The three vectors $\{x_u, x_v, n\}$ form a basis, that means that any vector is a linear combination of those three. So, you differentiate $x_u$ along $u$ and obtain a new vector $x_{uu}$. It is a linear combination of the basis vectors so $x_{uu}=Ax_u+Bx_v+Cn$, similarly for the other two derivatives. Well, the definition is that these coefficients are called the Christoffel's symbols, and are denoted in a certain way.

 

[martinbn]

May be what you are actually trying to ask is how to express the Christoffel's symbols in terms of the first fundamental form. In any case if you want to show that these coefficients (in the equations of the attachment) are the Christoffel's symbols, you need to tell us what definition of the symbols you use. As I said, usually these equations are used to define them.

 

[mertcan]

May be what you are actually trying to ask is how to express the Christoffel's symbols in terms of the first fundamental form. In any case if you want to show that these coefficients (in the equations of the attachment) are the Christoffel's symbols, you need to tell us what definition of the symbols you use. As I said, usually these equations are used to define them.

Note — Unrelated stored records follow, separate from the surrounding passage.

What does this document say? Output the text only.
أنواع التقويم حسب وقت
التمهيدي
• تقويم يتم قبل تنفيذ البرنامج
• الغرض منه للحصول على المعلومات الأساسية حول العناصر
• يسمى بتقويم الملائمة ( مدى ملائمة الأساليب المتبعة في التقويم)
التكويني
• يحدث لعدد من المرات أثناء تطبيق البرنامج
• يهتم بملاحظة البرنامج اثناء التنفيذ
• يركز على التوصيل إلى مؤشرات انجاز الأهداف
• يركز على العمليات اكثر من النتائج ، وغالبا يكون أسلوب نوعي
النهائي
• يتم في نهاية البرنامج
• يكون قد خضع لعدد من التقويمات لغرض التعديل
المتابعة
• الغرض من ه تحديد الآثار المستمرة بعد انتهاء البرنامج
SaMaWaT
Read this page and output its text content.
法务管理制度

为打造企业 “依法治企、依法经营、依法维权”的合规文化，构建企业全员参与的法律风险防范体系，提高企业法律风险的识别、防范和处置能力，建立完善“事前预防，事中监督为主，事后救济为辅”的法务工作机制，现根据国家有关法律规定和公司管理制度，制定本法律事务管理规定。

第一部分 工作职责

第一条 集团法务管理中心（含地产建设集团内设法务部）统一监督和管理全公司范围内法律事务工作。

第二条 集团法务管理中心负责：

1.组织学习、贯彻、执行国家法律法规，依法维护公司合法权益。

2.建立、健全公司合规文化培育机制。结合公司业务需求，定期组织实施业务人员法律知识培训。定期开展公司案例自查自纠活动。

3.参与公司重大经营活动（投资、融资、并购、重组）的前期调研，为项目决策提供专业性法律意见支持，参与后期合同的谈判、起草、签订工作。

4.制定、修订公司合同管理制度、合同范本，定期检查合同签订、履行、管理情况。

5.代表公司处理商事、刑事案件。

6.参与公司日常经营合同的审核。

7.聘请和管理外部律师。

Ok, please let me change my question, how the coefficients of basis vectors ( A, B ) are written in terms of christoffel symbols defined in my last picture in this post. How this definition of christoffel symbol definition is used as coefficients of basis??

 

[martinbn]

Take the dot product of both sides of the equations in your first post with $x_u$ and $x_v$. Keep in mind that $n$ is orthogonal to them so those terms will be zero. Then solve for the Gamma's.

 

[mertcan]

Take the dot product of both sides of the equations in your first post with $x_u$ and $x_v$. Keep in mind that $n$ is orthogonal to them so those terms will be zero. Then solve for the Gamma's.

Take the dot product of both sides of the equations in your first post with $x_u$ and $x_v$. Keep in mind that $n$ is orthogonal to them so those terms will be zero. Then solve for the Gamma's.

If you don't mind could you provide me with mathematical demonstration, because I am very confused now, I easily mixed up the things now, I try to focus on multiple things at the same time, I need explicit and visual things in order to make myself not confused.

 

[martinbn]

If you don't mind could you provide me with mathematical demonstration, because I am very confused now, I easily mixed up the things now, I try to focus on multiple things at the same time, I need explicit and visual things in order to make myself not confused.

I thought I had given you the mathematical demonstration. All that remains for you is to solve a system of linear equations. If you need more details, why don't you first try and at least write the equations, so that if anyone is willing to add details they can just reply and use what you've written.